La Ville de Bécancour contre le projet de loi 106

Par Joanie Mailhot
La Ville de Bécancour contre le projet de loi 106
Le chapitre 4 du projet de loi 106 concerne les mesures pour l'exploration et exploitation des hydrocarbures. 

HYDROCARBURES. Lundi soir, en séance publique, le conseil municipal de la Ville de Bécancour a pris position en s’opposant au projet de loi 106 sur les hydrocarbures. Cette décision a attiré les applaudissements et les félicitations de la trentaine de citoyens présents, dont une majorité de «verts».

En fait, la position de Bécancour épouse globalement celle contenue dans le mémoire de l’Union des municipalités du Québec (UMQ), qui émet douze recommandations spécifiques, celles-ci étant aussi généralement retrouvées dans la position de la Fédération québécoise des municipalités (en 21 recommandations).

Pour les élus, certains éléments sont plus sensibles et doivent absolument être respectés. «Nos préoccupations, en ce qui nous concerne, c’est le respect des compétences municipales quant au schéma d’aménagement et au pouvoir de déterminer les zones appropriées ou non pour faire de la prospection ou du creusage. Notre préoccupation touche particulièrement la protection des populations et l’agriculture», a fait savoir Jean-Guy Dubois, maire de Bécancour.

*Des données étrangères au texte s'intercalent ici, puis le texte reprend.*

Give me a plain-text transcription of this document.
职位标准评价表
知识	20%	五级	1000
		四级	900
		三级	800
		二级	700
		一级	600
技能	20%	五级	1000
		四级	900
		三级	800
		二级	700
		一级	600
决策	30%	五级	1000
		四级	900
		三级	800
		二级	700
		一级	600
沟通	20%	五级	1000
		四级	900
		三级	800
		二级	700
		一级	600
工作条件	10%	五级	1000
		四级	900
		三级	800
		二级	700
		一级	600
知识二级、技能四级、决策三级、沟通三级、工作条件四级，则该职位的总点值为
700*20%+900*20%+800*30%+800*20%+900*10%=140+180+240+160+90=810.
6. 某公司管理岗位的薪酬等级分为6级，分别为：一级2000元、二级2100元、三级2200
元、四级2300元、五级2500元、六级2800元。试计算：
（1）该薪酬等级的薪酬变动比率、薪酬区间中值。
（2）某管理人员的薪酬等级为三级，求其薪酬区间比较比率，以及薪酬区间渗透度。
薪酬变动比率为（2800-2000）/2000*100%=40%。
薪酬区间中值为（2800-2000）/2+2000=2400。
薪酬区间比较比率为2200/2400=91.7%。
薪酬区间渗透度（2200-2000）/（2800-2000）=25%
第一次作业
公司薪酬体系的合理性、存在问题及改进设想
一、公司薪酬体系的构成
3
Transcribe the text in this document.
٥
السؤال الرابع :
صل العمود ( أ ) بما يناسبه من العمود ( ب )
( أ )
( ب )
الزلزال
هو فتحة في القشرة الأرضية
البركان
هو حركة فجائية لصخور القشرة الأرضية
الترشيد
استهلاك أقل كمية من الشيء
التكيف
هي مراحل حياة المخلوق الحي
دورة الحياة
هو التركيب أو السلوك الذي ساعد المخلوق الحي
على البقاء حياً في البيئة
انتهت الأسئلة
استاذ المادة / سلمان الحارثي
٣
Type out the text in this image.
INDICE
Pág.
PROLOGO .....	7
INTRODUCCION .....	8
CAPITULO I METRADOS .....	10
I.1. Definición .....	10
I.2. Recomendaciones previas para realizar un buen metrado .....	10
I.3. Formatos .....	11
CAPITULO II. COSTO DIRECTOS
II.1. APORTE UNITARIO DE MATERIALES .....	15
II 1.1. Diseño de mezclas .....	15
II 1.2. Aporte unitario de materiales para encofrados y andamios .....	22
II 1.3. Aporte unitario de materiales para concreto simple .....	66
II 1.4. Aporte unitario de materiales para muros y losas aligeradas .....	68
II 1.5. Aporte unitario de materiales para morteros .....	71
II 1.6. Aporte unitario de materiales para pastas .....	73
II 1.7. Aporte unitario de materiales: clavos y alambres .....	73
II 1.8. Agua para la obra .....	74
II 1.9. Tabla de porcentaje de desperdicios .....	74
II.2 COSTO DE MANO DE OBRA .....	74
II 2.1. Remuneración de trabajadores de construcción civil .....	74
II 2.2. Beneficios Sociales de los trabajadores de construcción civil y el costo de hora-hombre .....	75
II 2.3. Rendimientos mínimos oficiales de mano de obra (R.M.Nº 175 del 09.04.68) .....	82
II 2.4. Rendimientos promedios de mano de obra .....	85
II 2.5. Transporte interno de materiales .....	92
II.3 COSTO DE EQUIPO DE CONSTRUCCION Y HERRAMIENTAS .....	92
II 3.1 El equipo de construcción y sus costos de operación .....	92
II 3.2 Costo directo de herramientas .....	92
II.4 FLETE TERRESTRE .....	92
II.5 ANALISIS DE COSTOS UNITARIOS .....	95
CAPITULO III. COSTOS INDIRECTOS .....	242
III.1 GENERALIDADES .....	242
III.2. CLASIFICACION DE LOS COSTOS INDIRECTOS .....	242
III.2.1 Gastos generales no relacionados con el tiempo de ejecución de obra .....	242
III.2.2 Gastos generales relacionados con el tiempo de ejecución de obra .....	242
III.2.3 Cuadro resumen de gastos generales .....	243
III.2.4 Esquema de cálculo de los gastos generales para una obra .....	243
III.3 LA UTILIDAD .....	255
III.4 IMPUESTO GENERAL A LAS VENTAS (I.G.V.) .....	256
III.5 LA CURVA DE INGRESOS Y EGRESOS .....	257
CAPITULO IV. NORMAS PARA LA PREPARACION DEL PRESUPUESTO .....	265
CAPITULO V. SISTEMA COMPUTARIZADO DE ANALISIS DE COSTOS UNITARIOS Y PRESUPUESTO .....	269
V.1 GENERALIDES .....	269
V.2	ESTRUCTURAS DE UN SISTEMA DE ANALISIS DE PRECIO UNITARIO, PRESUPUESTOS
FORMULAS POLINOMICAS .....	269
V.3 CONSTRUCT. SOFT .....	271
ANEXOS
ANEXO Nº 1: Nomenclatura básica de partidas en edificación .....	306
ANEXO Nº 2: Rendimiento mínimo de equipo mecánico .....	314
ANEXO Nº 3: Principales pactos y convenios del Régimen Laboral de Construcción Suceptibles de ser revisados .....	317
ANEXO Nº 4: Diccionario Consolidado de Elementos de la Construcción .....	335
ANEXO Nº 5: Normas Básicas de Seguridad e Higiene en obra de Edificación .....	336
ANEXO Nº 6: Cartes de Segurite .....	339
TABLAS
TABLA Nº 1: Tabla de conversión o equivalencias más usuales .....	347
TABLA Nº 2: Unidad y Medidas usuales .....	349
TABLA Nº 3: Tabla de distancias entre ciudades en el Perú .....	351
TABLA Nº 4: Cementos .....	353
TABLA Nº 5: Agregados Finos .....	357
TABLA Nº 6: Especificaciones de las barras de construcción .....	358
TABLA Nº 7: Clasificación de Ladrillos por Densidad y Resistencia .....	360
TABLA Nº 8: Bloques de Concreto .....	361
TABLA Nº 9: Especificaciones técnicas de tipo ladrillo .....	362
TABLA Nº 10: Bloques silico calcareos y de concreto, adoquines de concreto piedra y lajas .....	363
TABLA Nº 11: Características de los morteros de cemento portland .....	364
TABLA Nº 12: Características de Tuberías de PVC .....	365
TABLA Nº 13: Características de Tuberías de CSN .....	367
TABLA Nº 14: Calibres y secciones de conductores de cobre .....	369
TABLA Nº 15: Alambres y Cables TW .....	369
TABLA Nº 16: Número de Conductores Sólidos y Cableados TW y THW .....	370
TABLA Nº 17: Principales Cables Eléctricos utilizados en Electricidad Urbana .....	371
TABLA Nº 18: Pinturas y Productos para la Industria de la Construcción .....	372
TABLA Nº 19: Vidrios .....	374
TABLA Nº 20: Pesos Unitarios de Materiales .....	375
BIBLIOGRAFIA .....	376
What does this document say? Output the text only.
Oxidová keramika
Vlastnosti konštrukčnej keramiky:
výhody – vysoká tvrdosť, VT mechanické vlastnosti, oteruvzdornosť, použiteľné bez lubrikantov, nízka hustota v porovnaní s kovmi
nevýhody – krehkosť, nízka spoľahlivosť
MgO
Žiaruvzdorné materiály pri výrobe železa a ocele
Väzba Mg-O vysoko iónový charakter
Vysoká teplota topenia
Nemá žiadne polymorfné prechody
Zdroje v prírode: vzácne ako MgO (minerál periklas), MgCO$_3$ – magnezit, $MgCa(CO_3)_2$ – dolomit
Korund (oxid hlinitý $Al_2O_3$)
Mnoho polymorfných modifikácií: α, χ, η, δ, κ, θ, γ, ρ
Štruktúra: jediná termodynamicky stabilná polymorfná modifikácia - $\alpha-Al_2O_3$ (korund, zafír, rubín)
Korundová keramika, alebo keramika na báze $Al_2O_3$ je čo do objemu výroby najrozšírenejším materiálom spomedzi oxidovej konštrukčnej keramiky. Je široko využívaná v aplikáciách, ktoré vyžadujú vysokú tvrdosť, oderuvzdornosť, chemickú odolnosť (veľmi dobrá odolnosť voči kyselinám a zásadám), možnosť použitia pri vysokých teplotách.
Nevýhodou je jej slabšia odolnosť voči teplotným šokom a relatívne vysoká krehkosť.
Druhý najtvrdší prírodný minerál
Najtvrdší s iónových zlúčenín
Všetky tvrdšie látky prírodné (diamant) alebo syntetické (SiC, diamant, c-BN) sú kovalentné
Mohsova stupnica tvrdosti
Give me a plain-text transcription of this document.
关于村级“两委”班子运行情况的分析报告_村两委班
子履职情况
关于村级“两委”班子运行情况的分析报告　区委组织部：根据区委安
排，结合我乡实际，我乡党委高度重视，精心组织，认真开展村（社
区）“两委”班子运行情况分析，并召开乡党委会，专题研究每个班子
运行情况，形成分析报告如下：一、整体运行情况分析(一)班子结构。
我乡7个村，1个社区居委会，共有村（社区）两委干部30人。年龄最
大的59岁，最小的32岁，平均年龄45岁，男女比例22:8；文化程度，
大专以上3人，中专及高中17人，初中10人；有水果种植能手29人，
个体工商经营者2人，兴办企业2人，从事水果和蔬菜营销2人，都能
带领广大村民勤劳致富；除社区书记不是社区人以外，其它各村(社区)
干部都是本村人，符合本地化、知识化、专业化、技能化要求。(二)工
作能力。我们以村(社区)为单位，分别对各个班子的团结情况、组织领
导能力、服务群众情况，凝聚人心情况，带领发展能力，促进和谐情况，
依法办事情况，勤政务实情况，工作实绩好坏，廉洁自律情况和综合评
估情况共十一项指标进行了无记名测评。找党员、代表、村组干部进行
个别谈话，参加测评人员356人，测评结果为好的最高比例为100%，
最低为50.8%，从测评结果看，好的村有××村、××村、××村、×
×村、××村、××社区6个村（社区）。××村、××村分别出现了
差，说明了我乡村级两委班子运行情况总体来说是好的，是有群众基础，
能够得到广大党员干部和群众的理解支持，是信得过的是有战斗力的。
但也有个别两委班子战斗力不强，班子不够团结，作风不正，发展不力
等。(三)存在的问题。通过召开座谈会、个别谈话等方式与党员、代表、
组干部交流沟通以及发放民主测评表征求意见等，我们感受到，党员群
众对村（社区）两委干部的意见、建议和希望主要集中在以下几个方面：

À cela s’ajoute le concept d’acceptabilité sociale qui se joue aux niveaux local et sous régional. Pour le conseil, la municipalité et la MRC doivent pouvoir intervenir sur cet aspect. «Il faut être capable de dire ce qui est acceptable et ce qui n’est pas acceptable par nos citoyens, indique M. Dubois. Et on pense qu’à ce moment-ci, nos citoyens ne sont pas prêts à accepter, peu importe l’endroit.»

On note également la détermination et l’ampleur de la place occupée par la municipalité dans les éventuels comités de suivi : la délégation d’un représentant nommé par la municipalité ainsi qu’un modèle accru de représentativité. «Pour l’instant, ce qui est prévu, c’est que les membres du comité seraient déterminés par la compagnie qui fait l’exploration. Alors nous, on tient absolument à ce qu’il y ait un délégué nommé par la municipalité et qu’il y ait aussi un modèle accru de représentativité au sein de ces éventuels comités», clame le maire de Bécancour.

Enfin, dans sa position, la Ville de Bécancour ajoute la protection non discutable des sources d’eau potable, qui fait l’objet d’autres réglementations. «À Bécancour, on a un seul point d’eau, soit le fleuve St-Laurent et quelques autres plus petites sources d’eau à Gentilly. C’est important de conserver ça», soutient Jean-Guy Dubois.

«Il faut être conscient que l’arrivée d’un projet d’exploration d’hydrocarbure sur notre territoire constituerait une source de dissension profonde et de fractionnement, dans les sens aussi humains que techniques. Quant aux retombées pour notre population, elles apparaissent, à première vue, minimes ou bien secondaires. Bref, les désavantages semblent largement dépasser les avantages prévisibles», peut-on lire dans le document relatant la prise de position.

«Nous considérons cette position en cohérence avec la position affichée en juin 2014 dans notre mémoire sur les gaz de schiste. En conséquence, selon le libellé actuel, la Ville de Bécancour s’oppose et continuera de s’opposer au PL106, à moins d’y intégrer les présentes recommandations», ont conclu les élus.

Précisons toutefois que le conseil municipal de Bécancour dit souscrire aux objectifs contenus dans la Politique énergétique 2030 du gouvernement du Québec, dans sa généralité.